Study Addresses Older Driver Safety
January 5, 2015
The American Automobile Association (AAA) provides numerous services to American drivers. They continually conduct research to shed light on hot topics related to driver safety and reducing car accidents. AAA recently took a look at how the licensing policies for older drivers affect the rates of fatal car accidents involving senior drivers. The goal of the study is to offer information that would prevent older drivers from having car accidents, while allowing seniors to remain mobile as they age.
The innovative study examined data on fatal crashes over a 36 year period across 46 of the states in America. Study findings reveal that the process of in-person renewal for driver licenses in drivers 55 years and older was most effective in reducing the number of fatal car crashes. In these cases, state policy required drivers to go in person to a motor vehicle agency to renew their licenses instead of mailing in a renewal or using an online renewal process. For drivers ages 55 and older, this policy was associated with a nine percent drop in fatal car accidents. The decrease was even more impressive for those 85 years of age or older. In this category, requiring in-person license renewal saw a 25% decline.

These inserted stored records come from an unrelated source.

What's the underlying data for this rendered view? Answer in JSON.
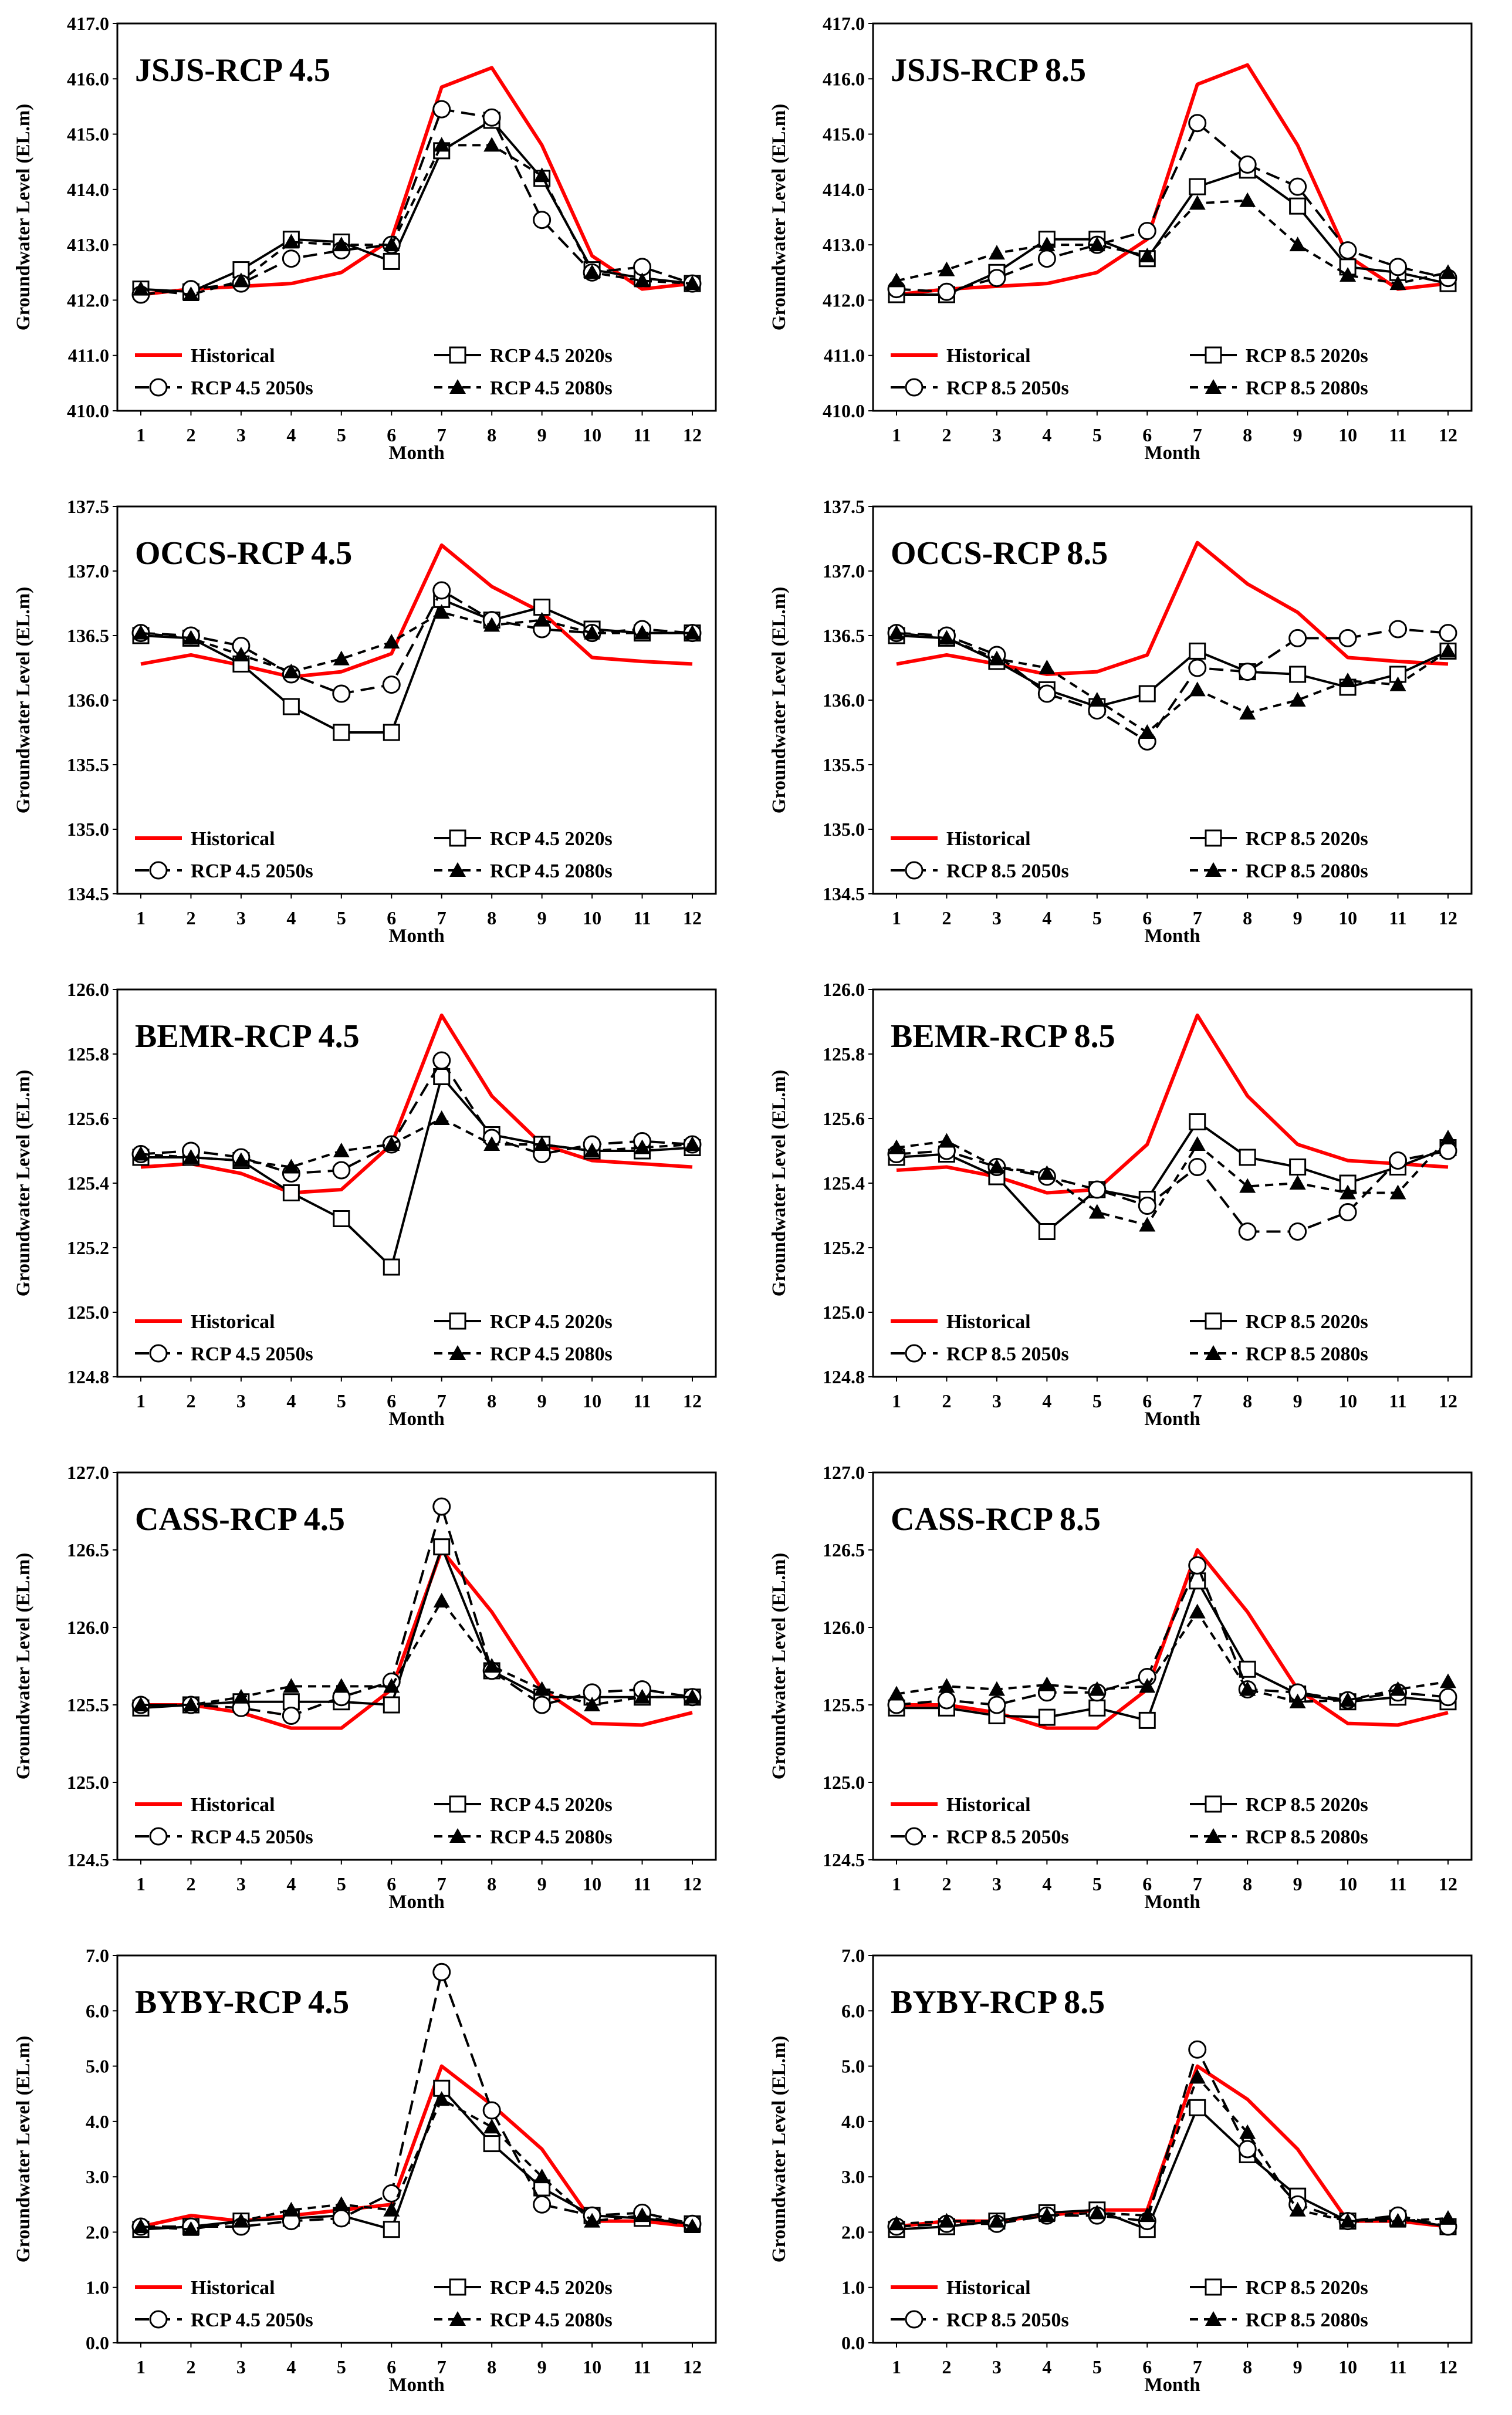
{
  "shared": {
    "xlabel": "Month",
    "ylabel": "Groundwater Level (EL.m)",
    "months": [
      "1",
      "2",
      "3",
      "4",
      "5",
      "6",
      "7",
      "8",
      "9",
      "10",
      "11",
      "12"
    ]
  },
  "colors": {
    "historical": "#ff0000",
    "projection": "#000000"
  },
  "chart_data": [
    {
      "type": "line",
      "title": "JSJS-RCP 4.5",
      "ylim": [
        410.0,
        417.0
      ],
      "yticks": [
        "410.0",
        "411.0",
        "412.0",
        "413.0",
        "414.0",
        "415.0",
        "416.0",
        "417.0"
      ],
      "categories": [
        "1",
        "2",
        "3",
        "4",
        "5",
        "6",
        "7",
        "8",
        "9",
        "10",
        "11",
        "12"
      ],
      "legend": [
        "Historical",
        "RCP 4.5 2020s",
        "RCP 4.5 2050s",
        "RCP 4.5 2080s"
      ],
      "series": [
        {
          "name": "Historical",
          "values": [
            412.1,
            412.2,
            412.25,
            412.3,
            412.5,
            413.1,
            415.85,
            416.2,
            414.8,
            412.8,
            412.2,
            412.3
          ]
        },
        {
          "name": "RCP 4.5 2020s",
          "values": [
            412.2,
            412.15,
            412.55,
            413.1,
            413.05,
            412.7,
            414.7,
            415.25,
            414.2,
            412.55,
            412.4,
            412.3
          ]
        },
        {
          "name": "RCP 4.5 2050s",
          "values": [
            412.1,
            412.2,
            412.3,
            412.75,
            412.9,
            413.0,
            415.45,
            415.3,
            413.45,
            412.5,
            412.6,
            412.3
          ]
        },
        {
          "name": "RCP 4.5 2080s",
          "values": [
            412.2,
            412.1,
            412.35,
            413.05,
            413.0,
            413.0,
            414.8,
            414.8,
            414.25,
            412.5,
            412.35,
            412.3
          ]
        }
      ]
    },
    {
      "type": "line",
      "title": "JSJS-RCP 8.5",
      "ylim": [
        410.0,
        417.0
      ],
      "yticks": [
        "410.0",
        "411.0",
        "412.0",
        "413.0",
        "414.0",
        "415.0",
        "416.0",
        "417.0"
      ],
      "categories": [
        "1",
        "2",
        "3",
        "4",
        "5",
        "6",
        "7",
        "8",
        "9",
        "10",
        "11",
        "12"
      ],
      "legend": [
        "Historical",
        "RCP 8.5 2020s",
        "RCP 8.5 2050s",
        "RCP 8.5 2080s"
      ],
      "series": [
        {
          "name": "Historical",
          "values": [
            412.1,
            412.2,
            412.25,
            412.3,
            412.5,
            413.1,
            415.9,
            416.25,
            414.8,
            412.8,
            412.2,
            412.3
          ]
        },
        {
          "name": "RCP 8.5 2020s",
          "values": [
            412.1,
            412.1,
            412.5,
            413.1,
            413.1,
            412.75,
            414.05,
            414.35,
            413.7,
            412.6,
            412.5,
            412.3
          ]
        },
        {
          "name": "RCP 8.5 2050s",
          "values": [
            412.2,
            412.15,
            412.4,
            412.75,
            413.0,
            413.25,
            415.2,
            414.45,
            414.05,
            412.9,
            412.6,
            412.4
          ]
        },
        {
          "name": "RCP 8.5 2080s",
          "values": [
            412.35,
            412.55,
            412.85,
            413.0,
            413.0,
            412.8,
            413.75,
            413.8,
            413.0,
            412.45,
            412.3,
            412.5
          ]
        }
      ]
    },
    {
      "type": "line",
      "title": "OCCS-RCP 4.5",
      "ylim": [
        134.5,
        137.5
      ],
      "yticks": [
        "134.5",
        "135.0",
        "135.5",
        "136.0",
        "136.5",
        "137.0",
        "137.5"
      ],
      "categories": [
        "1",
        "2",
        "3",
        "4",
        "5",
        "6",
        "7",
        "8",
        "9",
        "10",
        "11",
        "12"
      ],
      "legend": [
        "Historical",
        "RCP 4.5 2020s",
        "RCP 4.5 2050s",
        "RCP 4.5 2080s"
      ],
      "series": [
        {
          "name": "Historical",
          "values": [
            136.28,
            136.35,
            136.27,
            136.18,
            136.22,
            136.36,
            137.2,
            136.88,
            136.68,
            136.33,
            136.3,
            136.28
          ]
        },
        {
          "name": "RCP 4.5 2020s",
          "values": [
            136.5,
            136.48,
            136.28,
            135.95,
            135.75,
            135.75,
            136.78,
            136.62,
            136.72,
            136.55,
            136.52,
            136.52
          ]
        },
        {
          "name": "RCP 4.5 2050s",
          "values": [
            136.52,
            136.5,
            136.42,
            136.2,
            136.05,
            136.12,
            136.85,
            136.62,
            136.55,
            136.52,
            136.55,
            136.52
          ]
        },
        {
          "name": "RCP 4.5 2080s",
          "values": [
            136.52,
            136.48,
            136.35,
            136.22,
            136.32,
            136.45,
            136.68,
            136.58,
            136.62,
            136.52,
            136.52,
            136.52
          ]
        }
      ]
    },
    {
      "type": "line",
      "title": "OCCS-RCP 8.5",
      "ylim": [
        134.5,
        137.5
      ],
      "yticks": [
        "134.5",
        "135.0",
        "135.5",
        "136.0",
        "136.5",
        "137.0",
        "137.5"
      ],
      "categories": [
        "1",
        "2",
        "3",
        "4",
        "5",
        "6",
        "7",
        "8",
        "9",
        "10",
        "11",
        "12"
      ],
      "legend": [
        "Historical",
        "RCP 8.5 2020s",
        "RCP 8.5 2050s",
        "RCP 8.5 2080s"
      ],
      "series": [
        {
          "name": "Historical",
          "values": [
            136.28,
            136.35,
            136.28,
            136.2,
            136.22,
            136.35,
            137.22,
            136.9,
            136.68,
            136.33,
            136.3,
            136.28
          ]
        },
        {
          "name": "RCP 8.5 2020s",
          "values": [
            136.5,
            136.48,
            136.3,
            136.08,
            135.95,
            136.05,
            136.38,
            136.22,
            136.2,
            136.1,
            136.2,
            136.38
          ]
        },
        {
          "name": "RCP 8.5 2050s",
          "values": [
            136.52,
            136.5,
            136.35,
            136.05,
            135.92,
            135.68,
            136.25,
            136.22,
            136.48,
            136.48,
            136.55,
            136.52
          ]
        },
        {
          "name": "RCP 8.5 2080s",
          "values": [
            136.52,
            136.48,
            136.32,
            136.25,
            136.0,
            135.75,
            136.08,
            135.9,
            136.0,
            136.15,
            136.12,
            136.38
          ]
        }
      ]
    },
    {
      "type": "line",
      "title": "BEMR-RCP 4.5",
      "ylim": [
        124.8,
        126.0
      ],
      "yticks": [
        "124.8",
        "125.0",
        "125.2",
        "125.4",
        "125.6",
        "125.8",
        "126.0"
      ],
      "categories": [
        "1",
        "2",
        "3",
        "4",
        "5",
        "6",
        "7",
        "8",
        "9",
        "10",
        "11",
        "12"
      ],
      "legend": [
        "Historical",
        "RCP 4.5 2020s",
        "RCP 4.5 2050s",
        "RCP 4.5 2080s"
      ],
      "series": [
        {
          "name": "Historical",
          "values": [
            125.45,
            125.46,
            125.43,
            125.37,
            125.38,
            125.52,
            125.92,
            125.67,
            125.52,
            125.47,
            125.46,
            125.45
          ]
        },
        {
          "name": "RCP 4.5 2020s",
          "values": [
            125.48,
            125.48,
            125.47,
            125.37,
            125.29,
            125.14,
            125.73,
            125.55,
            125.52,
            125.5,
            125.5,
            125.51
          ]
        },
        {
          "name": "RCP 4.5 2050s",
          "values": [
            125.49,
            125.5,
            125.48,
            125.43,
            125.44,
            125.52,
            125.78,
            125.54,
            125.49,
            125.52,
            125.53,
            125.52
          ]
        },
        {
          "name": "RCP 4.5 2080s",
          "values": [
            125.49,
            125.48,
            125.47,
            125.45,
            125.5,
            125.52,
            125.6,
            125.52,
            125.52,
            125.5,
            125.51,
            125.52
          ]
        }
      ]
    },
    {
      "type": "line",
      "title": "BEMR-RCP 8.5",
      "ylim": [
        124.8,
        126.0
      ],
      "yticks": [
        "124.8",
        "125.0",
        "125.2",
        "125.4",
        "125.6",
        "125.8",
        "126.0"
      ],
      "categories": [
        "1",
        "2",
        "3",
        "4",
        "5",
        "6",
        "7",
        "8",
        "9",
        "10",
        "11",
        "12"
      ],
      "legend": [
        "Historical",
        "RCP 8.5 2020s",
        "RCP 8.5 2050s",
        "RCP 8.5 2080s"
      ],
      "series": [
        {
          "name": "Historical",
          "values": [
            125.44,
            125.45,
            125.42,
            125.37,
            125.38,
            125.52,
            125.92,
            125.67,
            125.52,
            125.47,
            125.46,
            125.45
          ]
        },
        {
          "name": "RCP 8.5 2020s",
          "values": [
            125.48,
            125.49,
            125.42,
            125.25,
            125.38,
            125.35,
            125.59,
            125.48,
            125.45,
            125.4,
            125.45,
            125.51
          ]
        },
        {
          "name": "RCP 8.5 2050s",
          "values": [
            125.49,
            125.5,
            125.45,
            125.42,
            125.38,
            125.33,
            125.45,
            125.25,
            125.25,
            125.31,
            125.47,
            125.5
          ]
        },
        {
          "name": "RCP 8.5 2080s",
          "values": [
            125.51,
            125.53,
            125.45,
            125.43,
            125.31,
            125.27,
            125.52,
            125.39,
            125.4,
            125.37,
            125.37,
            125.54
          ]
        }
      ]
    },
    {
      "type": "line",
      "title": "CASS-RCP 4.5",
      "ylim": [
        124.5,
        127.0
      ],
      "yticks": [
        "124.5",
        "125.0",
        "125.5",
        "126.0",
        "126.5",
        "127.0"
      ],
      "categories": [
        "1",
        "2",
        "3",
        "4",
        "5",
        "6",
        "7",
        "8",
        "9",
        "10",
        "11",
        "12"
      ],
      "legend": [
        "Historical",
        "RCP 4.5 2020s",
        "RCP 4.5 2050s",
        "RCP 4.5 2080s"
      ],
      "series": [
        {
          "name": "Historical",
          "values": [
            125.5,
            125.5,
            125.45,
            125.35,
            125.35,
            125.6,
            126.5,
            126.1,
            125.6,
            125.38,
            125.37,
            125.45
          ]
        },
        {
          "name": "RCP 4.5 2020s",
          "values": [
            125.48,
            125.5,
            125.52,
            125.52,
            125.52,
            125.5,
            126.52,
            125.72,
            125.55,
            125.55,
            125.55,
            125.55
          ]
        },
        {
          "name": "RCP 4.5 2050s",
          "values": [
            125.5,
            125.5,
            125.48,
            125.43,
            125.55,
            125.65,
            126.78,
            125.72,
            125.5,
            125.58,
            125.6,
            125.55
          ]
        },
        {
          "name": "RCP 4.5 2080s",
          "values": [
            125.5,
            125.5,
            125.55,
            125.62,
            125.62,
            125.62,
            126.17,
            125.75,
            125.6,
            125.5,
            125.55,
            125.55
          ]
        }
      ]
    },
    {
      "type": "line",
      "title": "CASS-RCP 8.5",
      "ylim": [
        124.5,
        127.0
      ],
      "yticks": [
        "124.5",
        "125.0",
        "125.5",
        "126.0",
        "126.5",
        "127.0"
      ],
      "categories": [
        "1",
        "2",
        "3",
        "4",
        "5",
        "6",
        "7",
        "8",
        "9",
        "10",
        "11",
        "12"
      ],
      "legend": [
        "Historical",
        "RCP 8.5 2020s",
        "RCP 8.5 2050s",
        "RCP 8.5 2080s"
      ],
      "series": [
        {
          "name": "Historical",
          "values": [
            125.5,
            125.5,
            125.45,
            125.35,
            125.35,
            125.6,
            126.5,
            126.1,
            125.6,
            125.38,
            125.37,
            125.45
          ]
        },
        {
          "name": "RCP 8.5 2020s",
          "values": [
            125.48,
            125.48,
            125.43,
            125.42,
            125.48,
            125.4,
            126.3,
            125.73,
            125.57,
            125.52,
            125.55,
            125.52
          ]
        },
        {
          "name": "RCP 8.5 2050s",
          "values": [
            125.5,
            125.53,
            125.5,
            125.58,
            125.58,
            125.68,
            126.4,
            125.6,
            125.58,
            125.53,
            125.58,
            125.55
          ]
        },
        {
          "name": "RCP 8.5 2080s",
          "values": [
            125.57,
            125.62,
            125.6,
            125.63,
            125.6,
            125.62,
            126.1,
            125.6,
            125.52,
            125.53,
            125.6,
            125.65
          ]
        }
      ]
    },
    {
      "type": "line",
      "title": "BYBY-RCP 4.5",
      "ylim": [
        0.0,
        7.0
      ],
      "yticks": [
        "0.0",
        "1.0",
        "2.0",
        "3.0",
        "4.0",
        "5.0",
        "6.0",
        "7.0"
      ],
      "categories": [
        "1",
        "2",
        "3",
        "4",
        "5",
        "6",
        "7",
        "8",
        "9",
        "10",
        "11",
        "12"
      ],
      "legend": [
        "Historical",
        "RCP 4.5 2020s",
        "RCP 4.5 2050s",
        "RCP 4.5 2080s"
      ],
      "series": [
        {
          "name": "Historical",
          "values": [
            2.1,
            2.3,
            2.2,
            2.3,
            2.4,
            2.5,
            5.0,
            4.3,
            3.5,
            2.2,
            2.2,
            2.1
          ]
        },
        {
          "name": "RCP 4.5 2020s",
          "values": [
            2.05,
            2.1,
            2.2,
            2.25,
            2.3,
            2.05,
            4.6,
            3.6,
            2.8,
            2.3,
            2.25,
            2.15
          ]
        },
        {
          "name": "RCP 4.5 2050s",
          "values": [
            2.1,
            2.1,
            2.1,
            2.2,
            2.25,
            2.7,
            6.7,
            4.2,
            2.5,
            2.3,
            2.35,
            2.15
          ]
        },
        {
          "name": "RCP 4.5 2080s",
          "values": [
            2.1,
            2.05,
            2.2,
            2.4,
            2.5,
            2.4,
            4.4,
            3.9,
            3.0,
            2.2,
            2.3,
            2.1
          ]
        }
      ]
    },
    {
      "type": "line",
      "title": "BYBY-RCP 8.5",
      "ylim": [
        0.0,
        7.0
      ],
      "yticks": [
        "0.0",
        "1.0",
        "2.0",
        "3.0",
        "4.0",
        "5.0",
        "6.0",
        "7.0"
      ],
      "categories": [
        "1",
        "2",
        "3",
        "4",
        "5",
        "6",
        "7",
        "8",
        "9",
        "10",
        "11",
        "12"
      ],
      "legend": [
        "Historical",
        "RCP 8.5 2020s",
        "RCP 8.5 2050s",
        "RCP 8.5 2080s"
      ],
      "series": [
        {
          "name": "Historical",
          "values": [
            2.1,
            2.2,
            2.2,
            2.3,
            2.4,
            2.4,
            5.0,
            4.4,
            3.5,
            2.2,
            2.2,
            2.1
          ]
        },
        {
          "name": "RCP 8.5 2020s",
          "values": [
            2.05,
            2.1,
            2.2,
            2.35,
            2.4,
            2.05,
            4.25,
            3.4,
            2.65,
            2.2,
            2.25,
            2.1
          ]
        },
        {
          "name": "RCP 8.5 2050s",
          "values": [
            2.1,
            2.15,
            2.15,
            2.3,
            2.3,
            2.2,
            5.3,
            3.5,
            2.5,
            2.2,
            2.3,
            2.1
          ]
        },
        {
          "name": "RCP 8.5 2080s",
          "values": [
            2.15,
            2.2,
            2.2,
            2.3,
            2.35,
            2.3,
            4.8,
            3.8,
            2.4,
            2.2,
            2.2,
            2.25
          ]
        }
      ]
    }
  ]
}
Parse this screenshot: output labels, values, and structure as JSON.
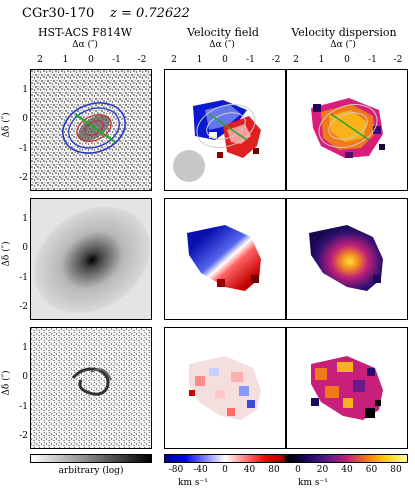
{
  "header": {
    "object_name": "CGr30-170",
    "redshift": "z = 0.72622"
  },
  "columns": [
    {
      "title": "HST-ACS F814W",
      "xlabel": "Δα (″)"
    },
    {
      "title": "Velocity field",
      "xlabel": "Δα (″)"
    },
    {
      "title": "Velocity dispersion",
      "xlabel": "Δα (″)"
    }
  ],
  "ylabel": "Δδ (″)",
  "x_ticks": [
    "2",
    "1",
    "0",
    "-1",
    "-2"
  ],
  "y_ticks": [
    "1",
    "0",
    "-1",
    "-2"
  ],
  "colorbars": [
    {
      "label": "arbitrary (log)",
      "ticks": [],
      "unit": ""
    },
    {
      "label": "",
      "ticks": [
        "-80",
        "-40",
        "0",
        "40",
        "80"
      ],
      "unit": "km s⁻¹"
    },
    {
      "label": "",
      "ticks": [
        "0",
        "20",
        "40",
        "60",
        "80"
      ],
      "unit": "km s⁻¹"
    }
  ],
  "colors": {
    "contour_blue": "#2233cc",
    "contour_red": "#cc2222",
    "axis_green": "#22aa22",
    "beam_gray": "#c8c8c8",
    "velocity_neg": "#0000cc",
    "velocity_pos": "#dd0000",
    "dispersion_low": "#1a0a5a",
    "dispersion_high": "#ffee33"
  }
}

The reasons why the in-person renewal process was so effective could not be clearly determined. Nonetheless, AAA researchers suspect two possibilities. It is believed that the in-person screening process effectively identified at-risk drivers. Moreover, the burden of in-person renewal was enough to dissuade or scare older drivers into not renewing.
The research also shed light on policies which have not impacted the rate of fatal crashes among older drivers. Renewal frequency did not have a significant influence. Requiring drivers to take an on-road test or a written knowledge test did not lower the rate of fatal accidents. Lastly, mandating a physician’s report for patients with questionable driving abilities also did not lower fatal crash rates for seniors.
Vision tests are an important safety aspect for screening senior drivers. The study shows that older drivers in states which mandate vision tests had less fatal car accidents than their counterparts in other states. However, the states that require vision already had lower fatal car accident rates so this finding is not significant.
In conclusion, senior drivers are the group most prone to causing both non-fatal and fatal injuries to others due to a car accident. For this reason, older drivers need to take advantage of any and all safety programs available to them to protect themselves and other they share the road with.